Weed control is done with a Weedfix, made by Mike Fix (www.fixengineering.com.au), which mechanically weeds the furrows, the sides of the beds and between the garlic rows, when the weeds are very small. The Weedfix is adjusted so that it throws a small amount of soil into the rows to smother weeds between the garlic plants. The Weedfix levels and smooths the beds, (they are still a bit rough after bed-forming). When more weeds germinate, and while they are still very small, the Weedfix is used again, and Mark goes down the rows on hands and knees, and tickles the soil between the garlic plants with gloved fingers. Weeding several kilometres of bed in the middle of winter is cold, hard work, and timing is critical. If weeding is not done at just the right time, and a bit of rain holds things up, the job can become almost impossible. The crop is in the ground for seven months and doesn’t form a canopy, so weeding must be given top priority.
Mark stops watering when the third leaf of the garlic plants starts to look a bit dry. A week or so later, when some of the plant stems are starting to feel soft, and are just about to fall over, he harvests. The purples are usually harvested in early November, and the whites a few weeks later.

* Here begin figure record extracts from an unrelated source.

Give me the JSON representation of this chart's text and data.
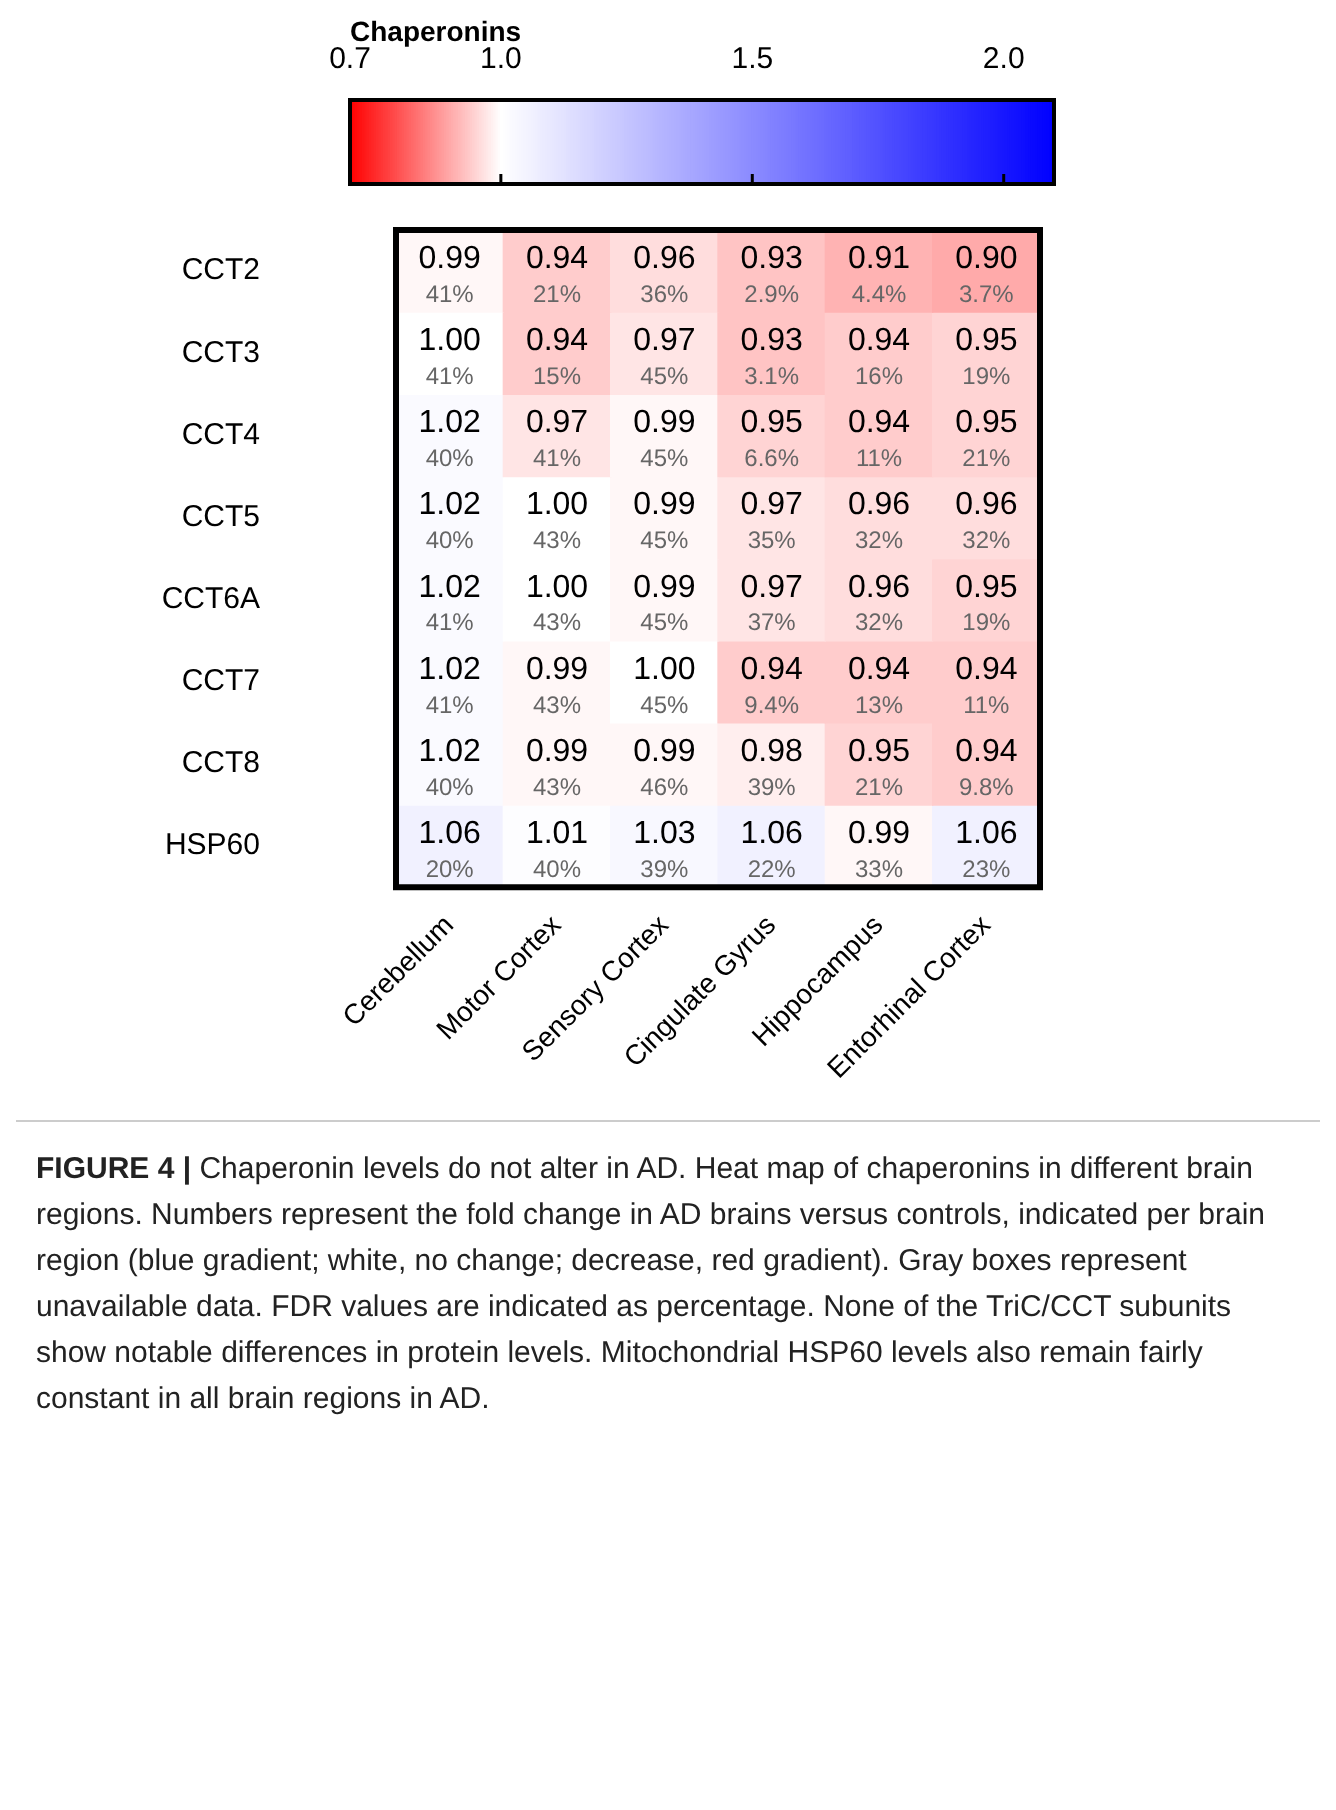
{
  "chart_data": {
    "type": "heatmap",
    "clabel": "Chaperonins",
    "categories": [
      "Cerebellum",
      "Motor Cortex",
      "Sensory Cortex",
      "Cingulate Gyrus",
      "Hippocampus",
      "Entorhinal Cortex"
    ],
    "y_categories": [
      "CCT2",
      "CCT3",
      "CCT4",
      "CCT5",
      "CCT6A",
      "CCT7",
      "CCT8",
      "HSP60"
    ],
    "cells": [
      [
        0.99,
        0.94,
        0.96,
        0.93,
        0.91,
        0.9
      ],
      [
        1.0,
        0.94,
        0.97,
        0.93,
        0.94,
        0.95
      ],
      [
        1.02,
        0.97,
        0.99,
        0.95,
        0.94,
        0.95
      ],
      [
        1.02,
        1.0,
        0.99,
        0.97,
        0.96,
        0.96
      ],
      [
        1.02,
        1.0,
        0.99,
        0.97,
        0.96,
        0.95
      ],
      [
        1.02,
        0.99,
        1.0,
        0.94,
        0.94,
        0.94
      ],
      [
        1.02,
        0.99,
        0.99,
        0.98,
        0.95,
        0.94
      ],
      [
        1.06,
        1.01,
        1.03,
        1.06,
        0.99,
        1.06
      ]
    ],
    "cell_labels": [
      [
        "0.99\n41%",
        "0.94\n21%",
        "0.96\n36%",
        "0.93\n2.9%",
        "0.91\n4.4%",
        "0.90\n3.7%"
      ],
      [
        "1.00\n41%",
        "0.94\n15%",
        "0.97\n45%",
        "0.93\n3.1%",
        "0.94\n16%",
        "0.95\n19%"
      ],
      [
        "1.02\n40%",
        "0.97\n41%",
        "0.99\n45%",
        "0.95\n6.6%",
        "0.94\n11%",
        "0.95\n21%"
      ],
      [
        "1.02\n40%",
        "1.00\n43%",
        "0.99\n45%",
        "0.97\n35%",
        "0.96\n32%",
        "0.96\n32%"
      ],
      [
        "1.02\n41%",
        "1.00\n43%",
        "0.99\n45%",
        "0.97\n37%",
        "0.96\n32%",
        "0.95\n19%"
      ],
      [
        "1.02\n41%",
        "0.99\n43%",
        "1.00\n45%",
        "0.94\n9.4%",
        "0.94\n13%",
        "0.94\n11%"
      ],
      [
        "1.02\n40%",
        "0.99\n43%",
        "0.99\n46%",
        "0.98\n39%",
        "0.95\n21%",
        "0.94\n9.8%"
      ],
      [
        "1.06\n20%",
        "1.01\n40%",
        "1.03\n39%",
        "1.06\n22%",
        "0.99\n33%",
        "1.06\n23%"
      ]
    ],
    "clim": [
      0.7,
      2.1
    ],
    "cticks": [
      0.7,
      {
        "value": 1.0,
        "label": "1.0"
      },
      1.5,
      {
        "value": 2.0,
        "label": "2.0"
      }
    ],
    "annotations": [
      "FIGURE 4 | Chaperonin levels do not alter in AD. Heat map of chaperonins in different brain regions. Numbers represent the fold change in AD brains versus controls, indicated per brain region (blue gradient; white, no change; decrease, red gradient). Gray boxes represent unavailable data. FDR values are indicated as percentage. None of the TriC/CCT subunits show notable differences in protein levels. Mitochondrial HSP60 levels also remain fairly constant in all brain regions in AD."
    ]
  }
}
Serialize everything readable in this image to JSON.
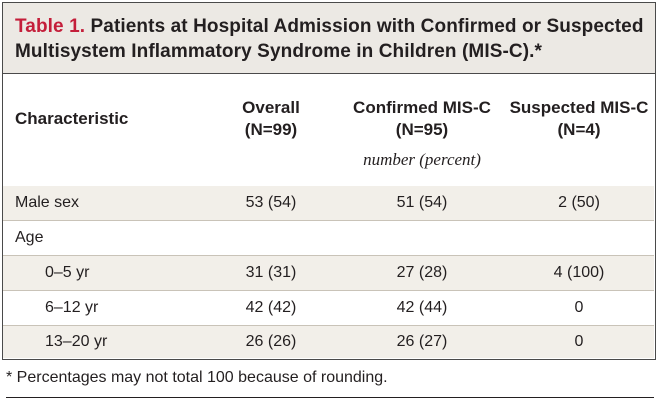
{
  "table": {
    "title_label": "Table 1.",
    "title_text": " Patients at Hospital Admission with Confirmed or Suspected Multisystem Inflammatory Syndrome in Children (MIS-C).*",
    "headers": {
      "characteristic": "Characteristic",
      "overall_line1": "Overall",
      "overall_line2": "(N=99)",
      "confirmed_line1": "Confirmed MIS-C",
      "confirmed_line2": "(N=95)",
      "suspected_line1": "Suspected MIS-C",
      "suspected_line2": "(N=4)"
    },
    "unit_note": "number (percent)",
    "rows": [
      {
        "label": "Male sex",
        "overall": "53 (54)",
        "confirmed": "51 (54)",
        "suspected": "2 (50)"
      },
      {
        "label": "Age",
        "overall": "",
        "confirmed": "",
        "suspected": ""
      },
      {
        "label": "0–5 yr",
        "overall": "31 (31)",
        "confirmed": "27 (28)",
        "suspected": "4 (100)"
      },
      {
        "label": "6–12 yr",
        "overall": "42 (42)",
        "confirmed": "42 (44)",
        "suspected": "0"
      },
      {
        "label": "13–20 yr",
        "overall": "26 (26)",
        "confirmed": "26 (27)",
        "suspected": "0"
      }
    ],
    "footnote": "* Percentages may not total 100 because of rounding."
  },
  "colors": {
    "title_label": "#c41e3a",
    "title_background": "#ece9e4",
    "row_shade": "#f2efe9"
  }
}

Drying is a critical stage of the crop. Although the crop is safely undercover it can still go mouldy and be unsaleable if not dried properly. The garlic is hung on wooden rails in a large, airy shed with a wide door at each end, and one in the middle. Large fans are used to continually blow air over the crop. If the summer is particularly humid and wet, and Mark uses extra fans, and space the garlic out more than usual. This extra care pays off, as the crop dries well, with no losses. Mark lets the garlic dry for three or four weeks before cutting the roots and tops and storing on airy racks until sold. Any damaged bulbs are kept back for seed, as long as they are clean. The purple garlic throws up seed heads, and the “scapes” (immature flower heads of hardneck garlics) are very good in cooking. He has tried to market the scapes, but with little success so far. The roots, tops and other trash from cleaning are fed to the cattle and sheep who come running and eat it all with delight!
Like many farmers, Mark appreciates their natural environment and make efforts to enhance it. When he bought the property, there was a depression where a few acres of old grey and yellow box trees were growing. One grey box tree is a canoe tree. Even though it is 5km from the nearest watercourse, there was a flood hundreds of years ago and aborigines cut bark from this tree to make a canoe. Cattle had access to the area, and there was no understorey. Then Mark fenced it off, and, with the help of neighbours and Landcare, planted thousands of understorey species through the drought years, working hard to get water to them to ensure they survived. He planted individual species in clumps as that is how they occur in nature. Now the reserve is a magical place, full of birds, bats, lizards, wild bees and other fauna. It is cooler in summer, warmer in winter, and fog doesn’t penetrate into it. It is a most beautiful ecosystem.
Mark says that it is so important for all farmers to treasure the large old gum trees they have on their farms, as they could all be gone in 100 years, changing the face of the Australian countryside forever, if farmers don’t fence them off and plant an understorey. Then the whole ecosystem will be healthy, the trees will live a lot longer, and new trees will progressively grow to take their place. It also becomes a place of great beauty, where farmers and their families can relax, appreciate nature, breathe freely and re-energize themselves.